Conclusion: Stop Looking for the Mind, Start Driving the Engine
The mistake we make with AI is not technological; it is psychological. It is an error of recognition. We look at the fluid output of GPT, and our ancient social brains scream, “There is someone in there!”
But there is no one. There is only a magnificent, powerful statistical mirror.
Recognizing Semantic Pareidolia is the first step to becoming a better Data Scientist in the generative era. It frees us from the illusion that the machine “knows” what it is doing and hands back the responsibility we tried to delegate.

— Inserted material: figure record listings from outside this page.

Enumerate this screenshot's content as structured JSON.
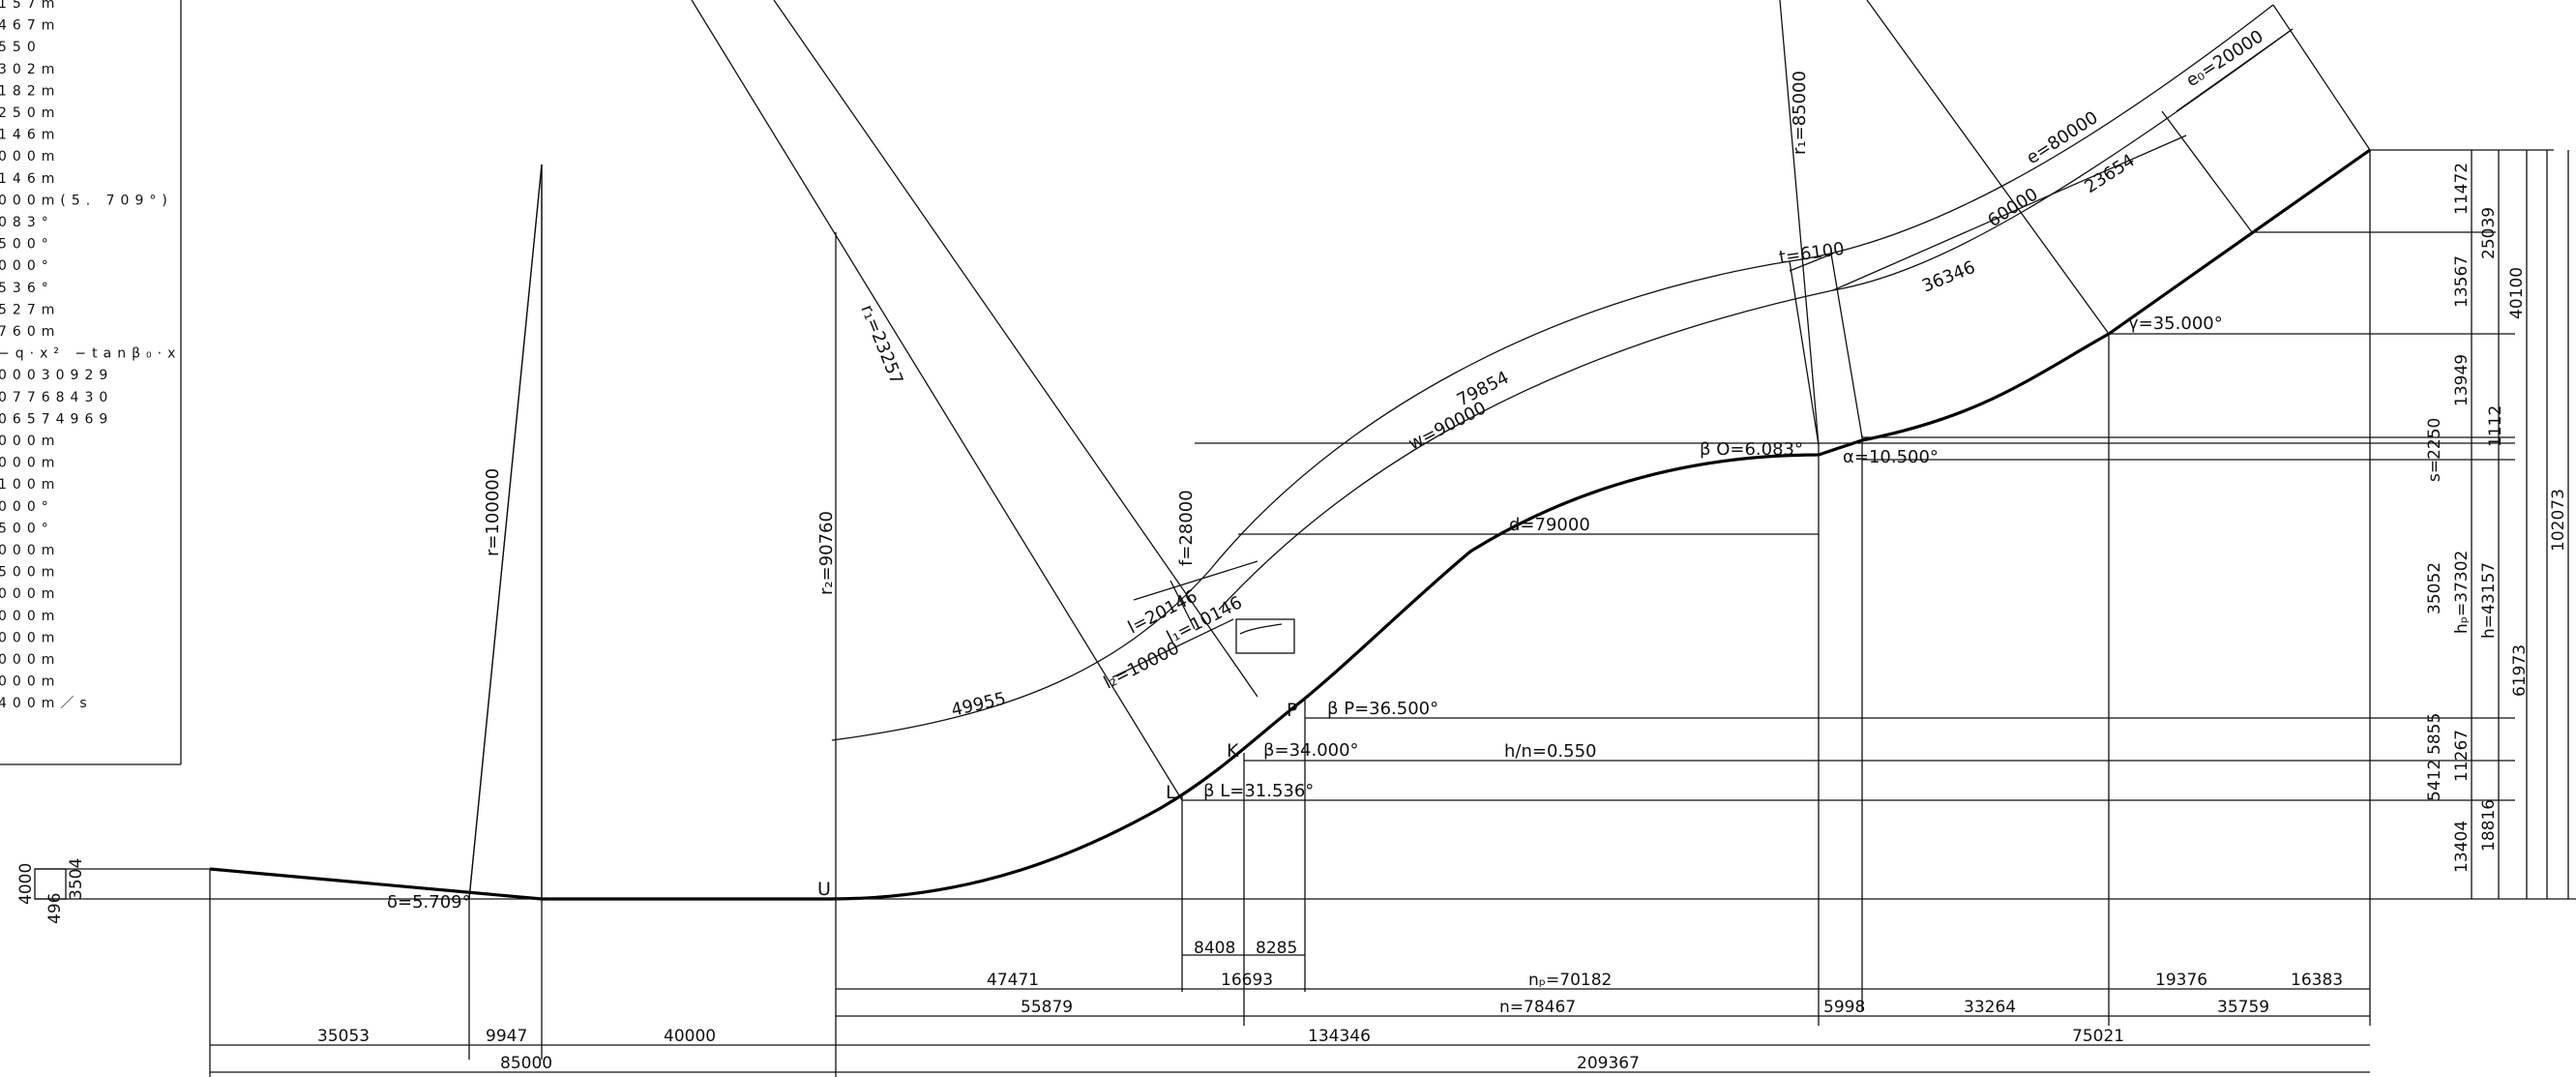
{
  "drawing_title": "",
  "legend_lines": [
    "157m",
    "467m",
    "550",
    "302m",
    "182m",
    "250m",
    "146m",
    "000m",
    "146m",
    "000m(5. 709°)",
    "083°",
    "500°",
    "000°",
    "536°",
    "527m",
    "760m",
    "−q·x² −tanβ₀·x",
    "00030929",
    "07768430",
    "06574969",
    "000m",
    "000m",
    "100m",
    "000°",
    "500°",
    "000m",
    "500m",
    "000m",
    "000m",
    "000m",
    "000m",
    "000m",
    "400m／s"
  ],
  "points": {
    "U": "U",
    "L": "L",
    "K": "K",
    "P": "P"
  },
  "angles": {
    "delta": "δ=5.709°",
    "beta_L": "β L=31.536°",
    "beta": "β=34.000°",
    "beta_P": "β P=36.500°",
    "beta_0": "β O=6.083°",
    "alpha": "α=10.500°",
    "gamma": "γ=35.000°"
  },
  "radii": {
    "r": "r=100000",
    "r2": "r₂=90760",
    "r1_left": "r₁=23257",
    "r1_right": "r₁=85000"
  },
  "lengths": {
    "w": "w=90000",
    "w_inner": "79854",
    "t": "t=6100",
    "e": "e=80000",
    "e_inner": "60000",
    "e0": "e₀=20000",
    "e0_inner": "23654",
    "seg_36346": "36346",
    "f": "f=28000",
    "l": "l=20146",
    "l1": "l₁=10146",
    "l2": "l₂=10000",
    "arc_49955": "49955",
    "d": "d=79000",
    "hn": "h/n=0.550"
  },
  "bottom_dims": {
    "row1": [
      "8408",
      "8285"
    ],
    "row2": [
      "47471",
      "16693",
      "nₚ=70182",
      "19376",
      "16383"
    ],
    "row3": [
      "55879",
      "n=78467",
      "5998",
      "33264",
      "35759"
    ],
    "row4": [
      "35053",
      "9947",
      "40000",
      "134346",
      "75021"
    ],
    "row5": [
      "85000",
      "209367"
    ]
  },
  "left_dims": [
    "4000",
    "496",
    "3504"
  ],
  "right_dims": {
    "col1": [
      "11472",
      "13567",
      "13949",
      "1112",
      "s=2250",
      "35052",
      "5855",
      "5412",
      "13404"
    ],
    "col2": [
      "25039",
      "hₚ=37302",
      "11267",
      "18816"
    ],
    "col3": [
      "40100",
      "h=43157"
    ],
    "col4": [
      "61973"
    ],
    "col5": [
      "102073"
    ]
  }
}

AI is the steam engine of our time: an unprecedented multiplier of Agency. But just as an engine does not decide the destination, an LLM does not decide what holds meaning. That decision — the distinction between syntax and truth, between probability and value — remains, and must remain, firmly in our hands.
References
- Floridi, L. (2023). AI as Agency Without Intelligence: on ChatGPT, Large Language Models, and Other Generative Models.[1] Philosophy & Technology, 36.
- Shumailov, I., et al. (2023). The Curse of Recursion: Training on Generated Data Makes Models Forget. arXiv preprint.
- Weizenbaum, J. (1966). ELIZA — a computer program for the study of natural language communication between man and machine.[5] Communications of the ACM, 9(1).
- Wei, J., et al. (2023). Simple synthetic data reduces sycophancy in large language models. Google DeepMind.
- Wittgenstein, L. (1953). Philosophical Investigations. Blackwell.